I-E^P-bound self-peptides: Identification, characterization, and role in alloreactivity

T cell recognition of peptide/allogeneic MHC complexes is a major cause of transplant rejection. Both the presented self-peptides and the MHC molecules are involved; however, the molecular basis for alloreactivity and the contribution of self-peptides are still poorly defined. The murine 2.102 T cell is specific for hemoglobin(64-76)/I-E^k and is alloreactive to I-E^P. The natural self-peptide/ I-E^P complex recognized by 2.102 remains unknown. In this study, we characterized the peptides that are naturally processed and presented by I-E^P and used this information to define the binding motif for the murine I-E^P class II molecule.
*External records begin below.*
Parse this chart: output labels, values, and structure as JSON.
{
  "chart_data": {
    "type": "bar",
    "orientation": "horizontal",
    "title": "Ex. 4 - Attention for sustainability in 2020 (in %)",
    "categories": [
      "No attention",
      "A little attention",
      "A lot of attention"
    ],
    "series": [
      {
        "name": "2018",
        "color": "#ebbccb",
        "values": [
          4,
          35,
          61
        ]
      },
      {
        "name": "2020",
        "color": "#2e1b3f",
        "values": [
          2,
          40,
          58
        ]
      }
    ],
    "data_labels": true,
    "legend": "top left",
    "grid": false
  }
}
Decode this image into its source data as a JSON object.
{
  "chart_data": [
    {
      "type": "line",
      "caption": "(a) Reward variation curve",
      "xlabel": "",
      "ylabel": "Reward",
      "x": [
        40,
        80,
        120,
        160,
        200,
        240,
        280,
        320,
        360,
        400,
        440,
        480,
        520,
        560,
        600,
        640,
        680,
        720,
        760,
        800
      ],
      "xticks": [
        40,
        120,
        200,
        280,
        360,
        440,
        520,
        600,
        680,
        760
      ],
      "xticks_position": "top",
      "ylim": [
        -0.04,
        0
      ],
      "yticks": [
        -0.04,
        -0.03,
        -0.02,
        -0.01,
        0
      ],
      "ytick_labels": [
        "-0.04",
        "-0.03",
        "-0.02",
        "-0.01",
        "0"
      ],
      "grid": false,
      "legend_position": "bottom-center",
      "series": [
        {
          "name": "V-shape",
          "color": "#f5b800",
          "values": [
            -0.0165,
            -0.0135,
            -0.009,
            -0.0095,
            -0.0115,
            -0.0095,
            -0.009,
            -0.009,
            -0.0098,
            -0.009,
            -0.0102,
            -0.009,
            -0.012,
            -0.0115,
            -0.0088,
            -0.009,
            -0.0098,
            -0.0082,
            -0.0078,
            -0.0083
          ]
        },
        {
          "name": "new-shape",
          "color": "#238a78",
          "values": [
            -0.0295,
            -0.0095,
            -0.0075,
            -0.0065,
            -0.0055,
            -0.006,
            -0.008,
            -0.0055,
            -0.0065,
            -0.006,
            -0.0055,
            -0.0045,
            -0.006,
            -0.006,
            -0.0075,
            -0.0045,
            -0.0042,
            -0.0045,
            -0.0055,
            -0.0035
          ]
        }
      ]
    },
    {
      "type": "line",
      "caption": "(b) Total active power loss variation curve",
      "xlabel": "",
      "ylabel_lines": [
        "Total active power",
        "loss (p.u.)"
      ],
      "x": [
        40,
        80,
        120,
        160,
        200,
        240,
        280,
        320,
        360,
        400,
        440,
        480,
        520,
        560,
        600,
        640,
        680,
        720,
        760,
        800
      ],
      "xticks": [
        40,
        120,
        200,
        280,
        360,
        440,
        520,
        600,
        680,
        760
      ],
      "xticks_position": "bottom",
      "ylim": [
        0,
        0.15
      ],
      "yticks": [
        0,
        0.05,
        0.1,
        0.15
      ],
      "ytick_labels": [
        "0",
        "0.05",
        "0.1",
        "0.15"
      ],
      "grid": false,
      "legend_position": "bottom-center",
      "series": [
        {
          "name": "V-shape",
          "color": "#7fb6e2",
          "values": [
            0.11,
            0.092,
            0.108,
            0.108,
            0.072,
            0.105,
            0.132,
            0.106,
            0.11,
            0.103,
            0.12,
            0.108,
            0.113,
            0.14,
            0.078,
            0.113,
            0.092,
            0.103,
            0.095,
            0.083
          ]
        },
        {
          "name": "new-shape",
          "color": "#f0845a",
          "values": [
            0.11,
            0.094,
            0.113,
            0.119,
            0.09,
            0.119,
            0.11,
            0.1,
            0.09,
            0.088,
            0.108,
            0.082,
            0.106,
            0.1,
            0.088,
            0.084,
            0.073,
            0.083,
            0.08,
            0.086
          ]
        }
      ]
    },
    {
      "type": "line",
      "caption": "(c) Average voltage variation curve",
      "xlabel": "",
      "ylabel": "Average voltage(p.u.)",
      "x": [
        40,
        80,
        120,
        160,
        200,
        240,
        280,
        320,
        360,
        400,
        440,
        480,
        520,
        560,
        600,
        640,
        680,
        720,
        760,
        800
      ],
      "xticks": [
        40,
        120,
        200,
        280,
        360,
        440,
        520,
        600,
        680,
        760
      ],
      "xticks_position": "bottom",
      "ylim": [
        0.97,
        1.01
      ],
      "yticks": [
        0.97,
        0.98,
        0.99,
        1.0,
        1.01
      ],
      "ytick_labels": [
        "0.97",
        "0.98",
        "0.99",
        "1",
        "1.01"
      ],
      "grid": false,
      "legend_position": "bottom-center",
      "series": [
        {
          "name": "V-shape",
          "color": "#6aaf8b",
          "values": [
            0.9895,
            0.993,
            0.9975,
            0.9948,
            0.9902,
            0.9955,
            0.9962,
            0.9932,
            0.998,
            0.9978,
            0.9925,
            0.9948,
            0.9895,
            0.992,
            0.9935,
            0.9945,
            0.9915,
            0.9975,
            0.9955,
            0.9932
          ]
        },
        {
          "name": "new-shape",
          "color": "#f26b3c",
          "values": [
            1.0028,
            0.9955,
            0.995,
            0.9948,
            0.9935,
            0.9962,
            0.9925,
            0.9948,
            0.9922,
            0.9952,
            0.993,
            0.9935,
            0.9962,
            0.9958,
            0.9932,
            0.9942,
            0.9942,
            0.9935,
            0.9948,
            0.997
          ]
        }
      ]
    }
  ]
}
Interestingly, we found that the P9 anchor residue preferred by I-E^P is quite distinct from the residues preferred by other I-E molecules, although the P1 anchor residue is conserved. A degree of specificity for the alloresponse was shown by the lack of stimulation of 2.102 T cells by 19 different identified self-peptides. The binding motif was used to search the mouse genome for candidate 2.102 reactive allopeptides that contain strong P1 and P9 anchor residues and possess previously identified allowable TCR contact residues. Two potential allopeptides were identified, but only one of these peptides, G protein-coupled receptor 128, was able to stimulate 2.102 T cells. Thus, the G protein-coupled receptor 128 peptide represents a candidate allopeptide that is specifically recognized by 2.102 T cells bound to I-E^P and was identified using bloinformatics. These studies highlight the specific involvement of self-peptides in alloreactivity.